7.22.2008

Waiting on Confirmation

This morning, I woke up early and couldn't go back to sleep. Instead, I took another test.

Still positive.

"Paranoid, much?" you may ask. ABSOLUTELY!

I'm still in shock.

I called Nurse Judy as soon as the doctor's office opened. I gave her, oh, maybe 5 minutes to respond before I called her again.

This time she answered. "Congratulations!" she exclaimed.

A big part of me will not acknowledge that I may be pregnant. I certainly will have a hard time if it turns out to be some sort of mistake. Just hearing the congrats of my nurse made my anxiety level triple.

Since my progesterone level was low at my test, there could be complications. They sent me to the hospital for a blood test immediately.

This blood test went much better. The nurse who took my blood this time actually *gasp* seemed to know what she was doing. I felt light-headed, but I'm sure it was just nerves.

Now I'm sitting at my desk waiting for the results to come in. Waiting, waiting, waiting. I don't do waiting so well. I called my doctor at least once already and left a message. You know, just in case they got the results and forgot to call me. I'm trying really hard not to call again.

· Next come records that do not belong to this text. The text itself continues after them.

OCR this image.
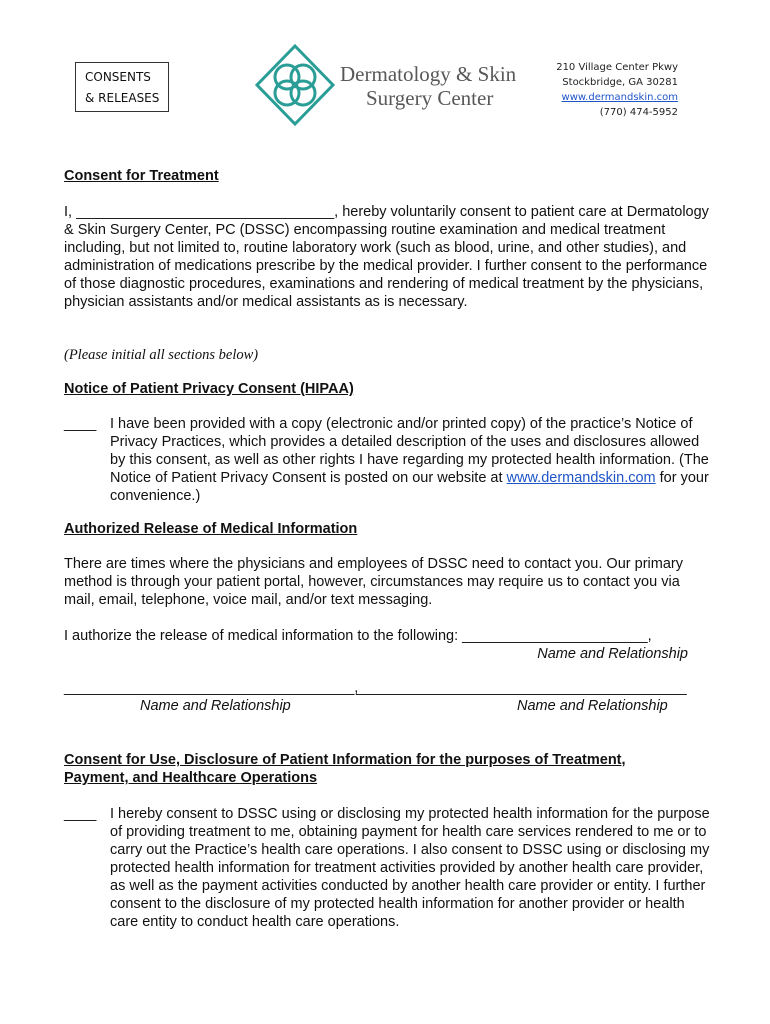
CONSENTS
& RELEASES
Dermatology & Skin
Surgery Center
210 Village Center Pkwy
Stockbridge, GA 30281
www.dermandskin.com
(770) 474-5952
Consent for Treatment

I, ________________________________, hereby voluntarily consent to patient care at Dermatology & Skin Surgery Center, PC (DSSC) encompassing routine examination and medical treatment including, but not limited to, routine laboratory work (such as blood, urine, and other studies), and administration of medications prescribe by the medical provider. I further consent to the performance of those diagnostic procedures, examinations and rendering of medical treatment by the physicians, physician assistants and/or medical assistants as is necessary.

(Please initial all sections below)

Notice of Patient Privacy Consent (HIPAA)
____ I have been provided with a copy (electronic and/or printed copy) of the practice’s Notice of Privacy Practices, which provides a detailed description of the uses and disclosures allowed by this consent, as well as other rights I have regarding my protected health information. (The Notice of Patient Privacy Consent is posted on our website at www.dermandskin.com for your convenience.)

Authorized Release of Medical Information

There are times where the physicians and employees of DSSC need to contact you. Our primary method is through your patient portal, however, circumstances may require us to contact you via mail, email, telephone, voice mail, and/or text messaging.

I authorize the release of medical information to the following: _______________________,

Name and Relationship

____________________________________,
_________________________________________
Name and Relationship	Name and Relationship
Consent for Use, Disclosure of Patient Information for the purposes of Treatment,
Payment, and Healthcare Operations
____ I hereby consent to DSSC using or disclosing my protected health information for the purpose of providing treatment to me, obtaining payment for health care services rendered to me or to carry out the Practice’s health care operations. I also consent to DSSC using or disclosing my protected health information for treatment activities provided by another health care provider, as well as the payment activities conducted by another health care provider or entity. I further consent to the disclosure of my protected health information for another provider or health care entity to conduct health care operations.
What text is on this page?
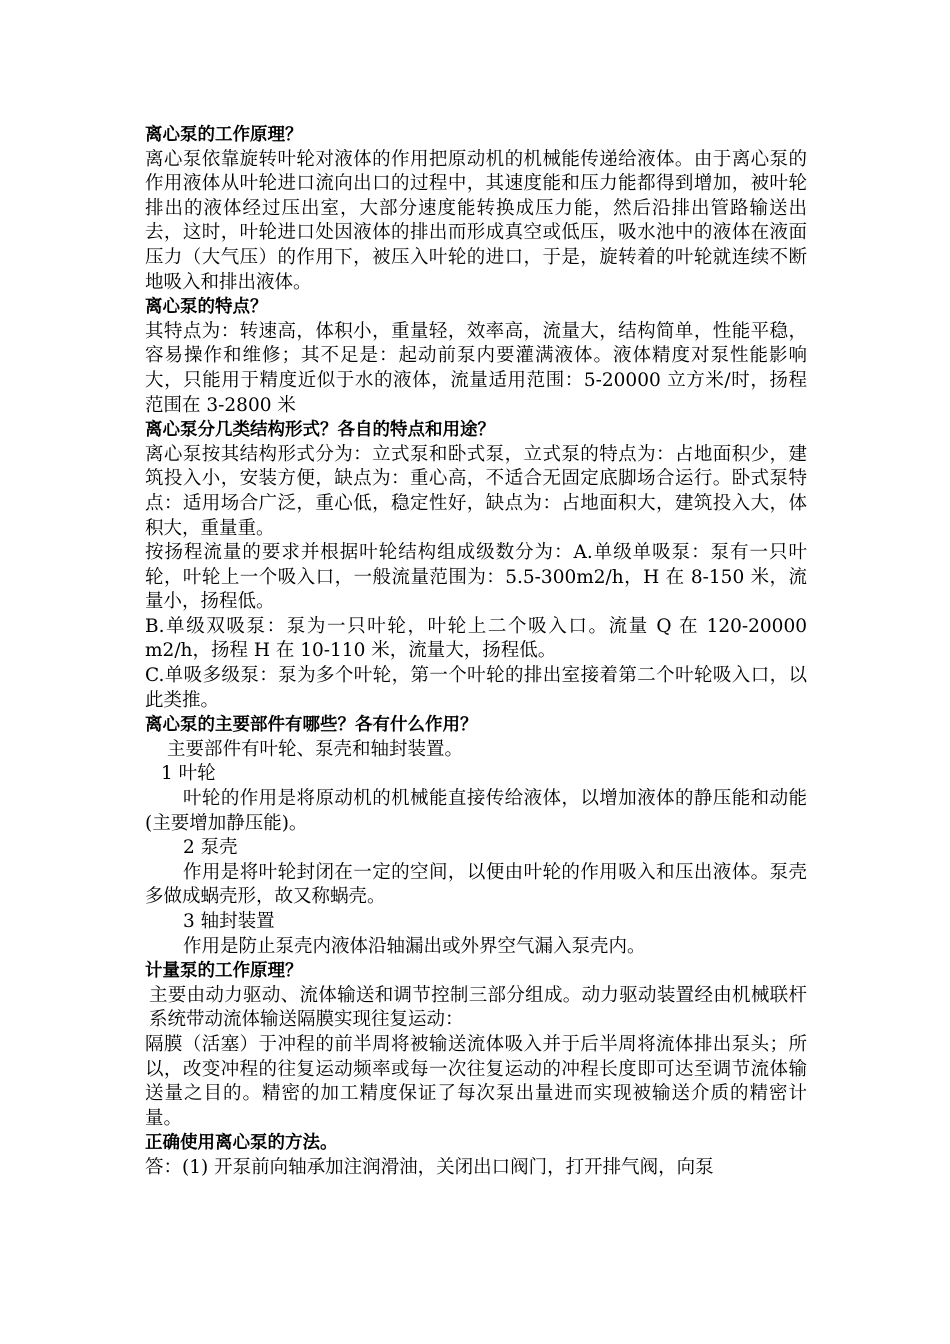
离心泵的工作原理？

离心泵依靠旋转叶轮对液体的作用把原动机的机械能传递给液体。由于离心泵的作用液体从叶轮进口流向出口的过程中，其速度能和压力能都得到增加，被叶轮排出的液体经过压出室，大部分速度能转换成压力能，然后沿排出管路输送出去，这时，叶轮进口处因液体的排出而形成真空或低压，吸水池中的液体在液面压力（大气压）的作用下，被压入叶轮的进口，于是，旋转着的叶轮就连续不断地吸入和排出液体。

离心泵的特点？

其特点为：转速高，体积小，重量轻，效率高，流量大，结构简单，性能平稳，容易操作和维修；其不足是：起动前泵内要灌满液体。液体精度对泵性能影响大，只能用于精度近似于水的液体，流量适用范围：5-20000 立方米/时，扬程范围在 3-2800 米

离心泵分几类结构形式？各自的特点和用途？

离心泵按其结构形式分为：立式泵和卧式泵，立式泵的特点为：占地面积少，建筑投入小，安装方便，缺点为：重心高，不适合无固定底脚场合运行。卧式泵特点：适用场合广泛，重心低，稳定性好，缺点为：占地面积大，建筑投入大，体积大，重量重。

按扬程流量的要求并根据叶轮结构组成级数分为：A.单级单吸泵：泵有一只叶轮，叶轮上一个吸入口，一般流量范围为：5.5-300m2/h，H 在 8-150 米，流量小，扬程低。

B.单级双吸泵：泵为一只叶轮，叶轮上二个吸入口。流量 Q 在 120-20000 m2/h，扬程 H 在 10-110 米，流量大，扬程低。

C.单吸多级泵：泵为多个叶轮，第一个叶轮的排出室接着第二个叶轮吸入口，以此类推。

离心泵的主要部件有哪些？各有什么作用？

主要部件有叶轮、泵壳和轴封装置。

1 叶轮

叶轮的作用是将原动机的机械能直接传给液体，以增加液体的静压能和动能(主要增加静压能)。

2 泵壳

作用是将叶轮封闭在一定的空间，以便由叶轮的作用吸入和压出液体。泵壳多做成蜗壳形，故又称蜗壳。

3 轴封装置

作用是防止泵壳内液体沿轴漏出或外界空气漏入泵壳内。

计量泵的工作原理？

主要由动力驱动、流体输送和调节控制三部分组成。动力驱动装置经由机械联杆系统带动流体输送隔膜实现往复运动：

隔膜（活塞）于冲程的前半周将被输送流体吸入并于后半周将流体排出泵头；所以，改变冲程的往复运动频率或每一次往复运动的冲程长度即可达至调节流体输送量之目的。精密的加工精度保证了每次泵出量进而实现被输送介质的精密计量。

正确使用离心泵的方法。

答：(1) 开泵前向轴承加注润滑油，关闭出口阀门，打开排气阀，向泵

I am completely distracted and cannot focus on anything else. Oh, by the way, I am at work and probably shouldn't be using time to type this - so ssshhh! My co-workers have come to me to make decisions about various things, and I cannot focus on what they tell me. I feel like I am on another planet - the waiting planet. The planet where people go crazy because of all the WAITING.

1 comment:

Kim Shoaf said...

Permit me to say that I did the SAME thing after all the efforts before having L. I wanted so much to believe the test was right, but didn't dare trust it. B half-laughed at me when I declared I would redo the test in the morning...when I woke up, I snuck in there and took it. I remember staring at it very seriously when it turned out positive the second time. That's when I actually considered the reality of it all.